I finished a book in 2014. It's the first time I've done that all on my lonesome since the early days of my professorship, when I turned my dissertation into a book. Looking back at the process, similarly to that previous experience, it's hard to believe I had the discipline. The introduction was written during the spring, but it wasn't until early May that I had a chance to start the body of the book in earnest. During the twelve weeks of summer break I wrote five chapters -- a pace of 1 chapter every 2.4 weeks. I knew that once the fall semester started, I wouldn't be able to keep up that pace. But with a deadline of late November, I needed to get close to it.
I'll never forget the moment in early October when I finished chapter 7. For weeks I'd been mapping out the time remaining on my deadline. "Chapter 7 is the third from the end," I rehearsed to myself. "Then one in October, one in November, and boom -- I'm done." Then, after putting that antepenultimate chapter to bed, I turned to my master outline. Wait -- what's this? There are ten chapters in my book?! That's right. I had allowed myself to misremember based on the nine themes I was exploring, one per chapter. But chapter 1 was background, not one of the themes. I still had three chapters to go. Writing the third-from-the-end chapter again in October was a low point. And I knew that Thanksgiving was right out. So I told my editors it would be Christmas, and I worked through my trip to the annual AAR meeting in San Diego -- the one I thought would be a book-finishing party -- to finish chapter 9. Finally, on the Friday before Christmas, I submitted the manuscript.
Since then, it's been vacation from almost everything having to do with school or scholarship.

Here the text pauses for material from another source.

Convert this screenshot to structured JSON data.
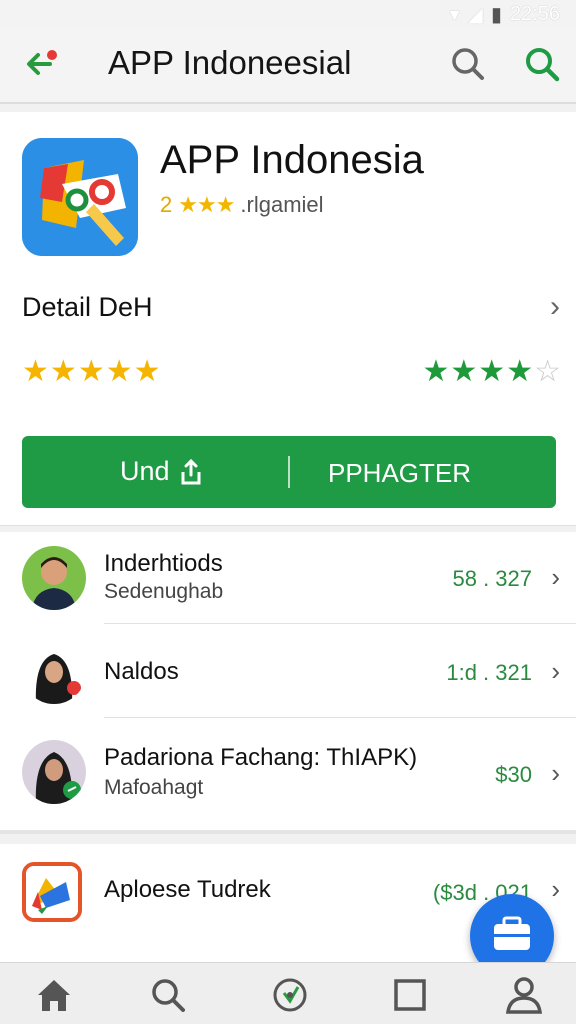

We played tabletop games with the kids everyday, from their first day of the break through New Year's. I relaxed into post-Christmas-rush knitting, the very best kind, when the deadlines fade and the knitter can consider her long-term needs and goals as well as her short-term gratification. Football ruled on the television, and we snuck a few screenings of 2014's best movies into our schedule, too. Noel made the most amazing holiday food of our lives -- baked goods, prime rib for Christmas dinner, a Yule log, corned beef and cabbage for New Year's Day.
I knew that when the calendar rolled over to 2015, my life would look very different. There's no book that I need to push forward a few more pages every day. Without having to carve out an hour or two, whatever could be spared, in my schedule for writing -- without promises to editors looming -- my prospects seemed to stretch out before me limitlessly.
So I made some resolutions. Here I am fulfilling one of them -- I'm going to get back to freewriting every day. It may not always be blogging, but it's likely to be blogging, quite a bit of the time. I've got a year's backlog of projects to post on Toxophily. And I'm tired of having a thought worth exploring, thinking "I ought to blog about that," and realizing that I'm not going to because all my writing energies need to be bent toward my book. I'm going to blog about those, this year.
Because it's freewriting, it's not going to be priceless pearls over here every day, loyal readers. Some days it will be just a brain dump, or worse -- the writing equivalent of taking the garbage to the curb. I'll try to be discerning enough to leave the dregs in draft.
But I'm excited about being back here. It's part of a larger set of resolutions, about making time for people I care about. Far too frequently in the past two years, as I've researched then written this book, my students and colleagues have knocked on my door only to have me communicate to them, by words or attitude, that I don't have time for them. I've stopped reading blogs and participating in my online communities. Yet when I do spend time with people who need my help or just want my company, they receive far more from me than I am actually expending. This year, and going forward, they're going to be welcome in my office, on my schedule, in my life.
That includes you, if you're reading this! I'm here for you. Ask a question, suggest a topic, offer feedback. I'll see you back here often.